The sliding filament model explains the molecular basis by which muscular contraction occurs. During muscular contraction, thin filaments within the sarcomere of a myofibril are pulled towards the center of the sarcomere (called the H zone) by the thick filaments. In the process, the sarcomeric length shortens and the myofibril shortens. As a result, the muscle contracts (see Figure 8.11). Steps in the process include the following:

1. Muscular contraction is initiated by a signal from the nervous system.

2. The nervous system causes release of calcium from the sarcoplasmic reticulum.

3. Calcium release causes thick filaments of the cocked headpiece of a myosin filament (thick filament) to bind to a site on actin, forming a tight cross-bridged binding. In the absence of calcium from the sarcoplasmic reticulum, access of the headpiece to the thin filament is blocked by tropomyosin and the troponins (I, C, and T) (Figure 8.13). Calcium binding by troponin C causes a rearrangement of the troponin-tropomyosin-actin complex, allowing actin-myosin cross-bridges to form.

4. Release of phosphate and ADP from a previously hydrolyzed ATP on the thick filament causes it to perform a "power stroke", pulling the thin filament (actin) in towards the center of the sarcomere.

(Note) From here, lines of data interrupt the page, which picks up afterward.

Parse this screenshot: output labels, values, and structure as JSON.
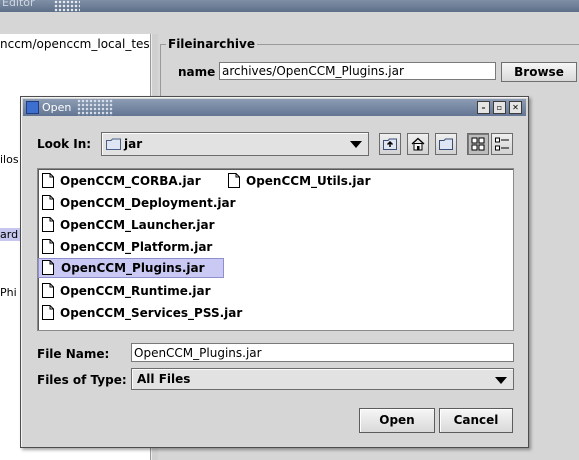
{
  "background_app": {
    "title_fragment": "Editor",
    "tree": {
      "path_text": "nccm/openccm_local_test",
      "fragments": [
        "ilos",
        "ard",
        "Phi"
      ]
    },
    "fieldset_label": "Fileinarchive",
    "name_label": "name :",
    "name_value": "archives/OpenCCM_Plugins.jar",
    "browse_label": "Browse"
  },
  "dialog": {
    "title": "Open",
    "window_buttons": {
      "minimize": "–",
      "maximize": "▫",
      "close": "✕"
    },
    "look_in_label": "Look In:",
    "look_in_value": "jar",
    "toolbar": [
      "up-one-level",
      "home",
      "new-folder",
      "list-view",
      "details-view"
    ],
    "files": [
      "OpenCCM_CORBA.jar",
      "OpenCCM_Deployment.jar",
      "OpenCCM_Launcher.jar",
      "OpenCCM_Platform.jar",
      "OpenCCM_Plugins.jar",
      "OpenCCM_Runtime.jar",
      "OpenCCM_Services_PSS.jar",
      "OpenCCM_Utils.jar"
    ],
    "selected_file": "OpenCCM_Plugins.jar",
    "file_name_label": "File Name:",
    "file_name_value": "OpenCCM_Plugins.jar",
    "file_type_label": "Files of Type:",
    "file_type_value": "All Files",
    "open_label": "Open",
    "cancel_label": "Cancel"
  },
  "colors": {
    "selection": "#c9c9f3",
    "titlebar": "#627592",
    "background": "#d6d6d6"
  }
}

5. The binding of ATP causes the cross-bridge between actin and myosin to be broken and the myosin headpiece to remain in the low energy configuration. In the absence of calcium, the actin can slide back past the myosin to the original relaxed position.

6. ATP is hydrolyzed, but not released by the myosin headpiece, causing the myosin headpiece to assume the cocked position.

7. When the stimulation from the nervous system ceases, calcium is taken up again by the sarcoplasmic reticulum.

8. The resulting decrease in calcium concentration causes the thin filament to slide back past the thick filament and the muscle to relax.